Toute cette semaine on a évoqué différents aspects de la loi Macron. On s’est beaucoup attardé sur la reculade concernant les notaires. Mais c’est la semaine prochaine que les députés vont examiner un volet inattendu de la loi qui pourrait avoir un vrai retentissement sur la manière dont on licencie en France.

Ce matin je vais donc m’imaginer en patronne, en patronne d’une usine qui aimerait bien licencier. Mais jusqu’à présent je ne pouvais pas licencier qui je voulais, quand je voulais, sans avoir quelques ennuis avec les prudhommes. L’ancienneté, l’âge, les handicaps, les charges de famille étaient prises en compte dans l’ordre des personnes licenciées dans l’entreprise.

Mais ça va changer, parce que le dénominateur commun pour licencier dans une entreprise ce n’est plus le périmètre de l’entreprise, ça peut être une chaîne de montage, une pièce ou un service. Pour justifier un licenciement, avant je disais que "par rapport aux 500 salariés de mon entreprise, cet employé n’est pas performant". Et là les syndicats disaient, "oui mais elle est chargée de famille, elle est plus âgée que les autres". Autant de facteurs de blocage. Mais si je réduis le périmètre, si je dis "sur cette chaîne de montage il y en a 3 sur 4 qui sont moins performants, donc je licencie", je peux. Il y a plus de facteur de comparaison avec le reste de l’entreprise puisque ce n’est plus le critère d’évaluation. C’est ce que la loi Macron va rendre possible. L’article devrait être examiné jeudi ou vendredi prochain à l’Assemblée.

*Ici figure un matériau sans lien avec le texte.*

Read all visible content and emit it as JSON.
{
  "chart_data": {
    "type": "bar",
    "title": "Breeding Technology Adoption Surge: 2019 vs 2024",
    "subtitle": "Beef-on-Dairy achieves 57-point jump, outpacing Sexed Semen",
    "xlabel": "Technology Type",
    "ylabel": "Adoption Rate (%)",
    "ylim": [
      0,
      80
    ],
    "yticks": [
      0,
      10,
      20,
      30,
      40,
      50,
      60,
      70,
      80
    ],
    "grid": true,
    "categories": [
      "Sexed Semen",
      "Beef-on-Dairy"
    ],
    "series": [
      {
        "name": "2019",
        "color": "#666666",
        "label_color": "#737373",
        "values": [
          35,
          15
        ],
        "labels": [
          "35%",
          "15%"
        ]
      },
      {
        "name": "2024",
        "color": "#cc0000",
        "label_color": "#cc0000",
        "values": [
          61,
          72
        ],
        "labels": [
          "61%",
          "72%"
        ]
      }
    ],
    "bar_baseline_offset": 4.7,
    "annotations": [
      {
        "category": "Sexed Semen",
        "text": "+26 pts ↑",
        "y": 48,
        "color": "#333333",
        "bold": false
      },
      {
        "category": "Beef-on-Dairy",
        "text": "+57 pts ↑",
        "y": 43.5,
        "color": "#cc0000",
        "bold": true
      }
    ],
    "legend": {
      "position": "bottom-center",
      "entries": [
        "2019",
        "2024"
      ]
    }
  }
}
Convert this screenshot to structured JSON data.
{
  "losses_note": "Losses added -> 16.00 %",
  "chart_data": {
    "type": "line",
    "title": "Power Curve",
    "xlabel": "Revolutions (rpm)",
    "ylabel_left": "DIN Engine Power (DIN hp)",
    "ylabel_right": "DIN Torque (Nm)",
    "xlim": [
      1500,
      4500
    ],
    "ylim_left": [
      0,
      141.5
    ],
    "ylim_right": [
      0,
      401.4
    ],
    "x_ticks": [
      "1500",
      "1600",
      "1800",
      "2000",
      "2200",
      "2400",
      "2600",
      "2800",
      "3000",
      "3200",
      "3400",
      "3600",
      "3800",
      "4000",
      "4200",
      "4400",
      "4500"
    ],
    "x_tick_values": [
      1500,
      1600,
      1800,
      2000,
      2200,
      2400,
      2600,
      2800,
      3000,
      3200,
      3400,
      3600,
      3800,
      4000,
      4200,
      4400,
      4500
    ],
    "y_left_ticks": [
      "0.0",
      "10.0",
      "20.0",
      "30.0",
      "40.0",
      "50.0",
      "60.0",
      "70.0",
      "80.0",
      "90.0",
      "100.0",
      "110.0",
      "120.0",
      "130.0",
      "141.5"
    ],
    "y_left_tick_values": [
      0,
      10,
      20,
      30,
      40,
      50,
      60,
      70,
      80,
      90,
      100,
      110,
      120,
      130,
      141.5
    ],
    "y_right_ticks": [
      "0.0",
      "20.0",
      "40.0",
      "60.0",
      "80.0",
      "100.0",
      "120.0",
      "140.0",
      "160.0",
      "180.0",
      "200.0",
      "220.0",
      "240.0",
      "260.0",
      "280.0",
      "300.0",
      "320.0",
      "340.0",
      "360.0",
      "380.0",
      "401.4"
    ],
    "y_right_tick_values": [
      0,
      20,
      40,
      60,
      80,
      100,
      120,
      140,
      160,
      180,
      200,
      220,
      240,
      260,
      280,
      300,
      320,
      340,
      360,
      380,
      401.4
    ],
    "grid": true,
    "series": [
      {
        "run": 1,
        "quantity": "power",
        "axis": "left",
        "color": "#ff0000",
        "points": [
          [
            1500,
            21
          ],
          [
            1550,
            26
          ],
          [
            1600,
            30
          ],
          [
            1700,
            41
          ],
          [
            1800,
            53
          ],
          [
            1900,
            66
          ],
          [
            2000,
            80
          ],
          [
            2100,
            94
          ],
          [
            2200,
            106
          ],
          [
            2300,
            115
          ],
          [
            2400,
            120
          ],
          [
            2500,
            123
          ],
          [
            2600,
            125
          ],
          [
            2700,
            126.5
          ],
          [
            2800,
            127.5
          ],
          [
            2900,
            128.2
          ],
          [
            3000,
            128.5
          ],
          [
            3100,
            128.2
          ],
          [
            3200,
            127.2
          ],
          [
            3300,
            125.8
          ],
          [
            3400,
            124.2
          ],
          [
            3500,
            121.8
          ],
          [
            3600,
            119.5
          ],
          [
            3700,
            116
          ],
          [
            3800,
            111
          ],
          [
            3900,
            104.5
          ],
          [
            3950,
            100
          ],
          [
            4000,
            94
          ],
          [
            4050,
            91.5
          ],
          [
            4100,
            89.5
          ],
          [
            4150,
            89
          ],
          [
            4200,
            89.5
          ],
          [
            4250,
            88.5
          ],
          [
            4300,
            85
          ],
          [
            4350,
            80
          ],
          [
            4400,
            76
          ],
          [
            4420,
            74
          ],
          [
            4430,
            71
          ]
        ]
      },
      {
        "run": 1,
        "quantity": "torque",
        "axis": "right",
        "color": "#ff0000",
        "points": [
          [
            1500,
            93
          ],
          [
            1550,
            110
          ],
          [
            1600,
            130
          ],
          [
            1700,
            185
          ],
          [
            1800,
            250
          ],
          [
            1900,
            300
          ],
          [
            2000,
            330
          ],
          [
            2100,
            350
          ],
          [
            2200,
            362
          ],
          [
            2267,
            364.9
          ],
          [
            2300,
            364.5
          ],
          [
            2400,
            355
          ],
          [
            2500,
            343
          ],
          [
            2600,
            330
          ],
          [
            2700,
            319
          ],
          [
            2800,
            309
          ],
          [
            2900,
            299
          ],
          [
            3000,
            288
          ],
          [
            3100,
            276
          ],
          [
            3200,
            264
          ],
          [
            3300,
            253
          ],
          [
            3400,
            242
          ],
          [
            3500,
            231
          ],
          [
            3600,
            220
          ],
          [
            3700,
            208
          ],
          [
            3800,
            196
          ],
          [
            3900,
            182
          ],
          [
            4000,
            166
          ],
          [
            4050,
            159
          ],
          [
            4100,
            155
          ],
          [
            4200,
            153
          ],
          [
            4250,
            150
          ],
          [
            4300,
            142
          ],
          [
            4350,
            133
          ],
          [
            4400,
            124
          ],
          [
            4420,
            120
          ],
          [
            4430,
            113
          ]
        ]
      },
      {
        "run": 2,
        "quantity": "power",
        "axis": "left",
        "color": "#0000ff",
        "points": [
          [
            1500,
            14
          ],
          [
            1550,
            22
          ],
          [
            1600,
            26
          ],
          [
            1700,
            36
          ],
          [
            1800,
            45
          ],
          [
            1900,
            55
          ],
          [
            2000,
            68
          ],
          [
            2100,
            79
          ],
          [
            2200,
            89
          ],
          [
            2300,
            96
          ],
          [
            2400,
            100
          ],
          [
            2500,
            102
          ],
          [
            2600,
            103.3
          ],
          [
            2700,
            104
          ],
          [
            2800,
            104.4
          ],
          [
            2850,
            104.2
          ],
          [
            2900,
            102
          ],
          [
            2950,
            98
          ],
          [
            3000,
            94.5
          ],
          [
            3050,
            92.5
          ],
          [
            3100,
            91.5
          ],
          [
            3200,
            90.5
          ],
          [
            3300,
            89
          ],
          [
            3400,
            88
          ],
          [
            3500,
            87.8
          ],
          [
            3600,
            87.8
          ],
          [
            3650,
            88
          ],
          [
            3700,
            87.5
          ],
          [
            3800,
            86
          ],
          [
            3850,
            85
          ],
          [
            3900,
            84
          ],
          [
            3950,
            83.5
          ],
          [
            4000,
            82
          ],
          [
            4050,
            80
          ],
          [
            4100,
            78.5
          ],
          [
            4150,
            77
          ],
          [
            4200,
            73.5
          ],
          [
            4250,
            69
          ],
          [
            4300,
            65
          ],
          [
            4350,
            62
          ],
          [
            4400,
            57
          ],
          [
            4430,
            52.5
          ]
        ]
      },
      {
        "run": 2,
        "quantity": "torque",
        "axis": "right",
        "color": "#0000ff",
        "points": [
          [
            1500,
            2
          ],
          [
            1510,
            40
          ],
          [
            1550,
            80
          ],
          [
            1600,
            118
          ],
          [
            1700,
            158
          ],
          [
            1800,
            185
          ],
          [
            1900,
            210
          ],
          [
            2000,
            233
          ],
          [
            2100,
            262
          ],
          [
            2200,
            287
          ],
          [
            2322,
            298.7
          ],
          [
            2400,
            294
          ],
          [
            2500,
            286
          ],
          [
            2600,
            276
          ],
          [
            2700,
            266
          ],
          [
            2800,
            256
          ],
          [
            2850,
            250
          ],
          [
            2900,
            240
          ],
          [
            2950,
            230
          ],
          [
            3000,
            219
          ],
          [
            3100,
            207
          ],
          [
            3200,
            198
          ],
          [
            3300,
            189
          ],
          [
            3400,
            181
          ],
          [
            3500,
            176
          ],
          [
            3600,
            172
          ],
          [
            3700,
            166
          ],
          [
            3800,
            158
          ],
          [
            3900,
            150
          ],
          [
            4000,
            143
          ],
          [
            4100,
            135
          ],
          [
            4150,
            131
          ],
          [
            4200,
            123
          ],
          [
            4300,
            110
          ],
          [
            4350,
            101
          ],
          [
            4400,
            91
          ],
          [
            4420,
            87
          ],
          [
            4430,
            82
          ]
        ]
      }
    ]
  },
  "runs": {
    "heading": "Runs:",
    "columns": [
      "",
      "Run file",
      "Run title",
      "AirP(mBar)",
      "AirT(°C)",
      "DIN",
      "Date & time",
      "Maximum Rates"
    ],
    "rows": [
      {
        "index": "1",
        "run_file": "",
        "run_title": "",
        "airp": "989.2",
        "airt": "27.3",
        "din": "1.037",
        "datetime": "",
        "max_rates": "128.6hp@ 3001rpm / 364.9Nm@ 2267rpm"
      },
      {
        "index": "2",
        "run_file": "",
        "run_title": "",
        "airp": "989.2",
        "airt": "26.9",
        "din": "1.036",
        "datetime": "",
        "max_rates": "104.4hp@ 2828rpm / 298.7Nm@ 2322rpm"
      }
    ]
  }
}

les syndicats misent sur la rue pour faire fléchir valls
les syndicats misent sur la rue pour faire fléchir valls © reuters

Et ce n’est pas le seul à inquiéter les syndicats. Vous en avez un autre aussi qui leur reste en travers de la gorge: les plans sociaux. Jusqu’à présent, un plan social était proportionné aux moyens de l’entreprise. Un élément évidemment considérable quand on calcule les indemnités de licenciement dans le cadre d’un PSE.

Mais imaginons que vous travaillez dans une branche déficitaire d’une énorme multinationale qui fait de gigantesque bénéfices. Si elle décide de couper cette branche moins lucrative de son activité, vous direz à votre employeur, je veux des indemnité en proportion à vos profits. Vous avez les moyens de me payer 3 ans de salaire. Mais désormais elle pourra vous répondre "non, je n'ai pas les moyens, ne regardez pas mes bénéfices de multinationales, regardez la branche morte dans laquelle vous travaillez, elle est complètement à sec."

Du coup syndicats avocats et certains députés notamment frondeurs sont en train de monter au créneau pour dénoncer une loi qui facilite les licenciements boursiers, et protège les patrons voyous.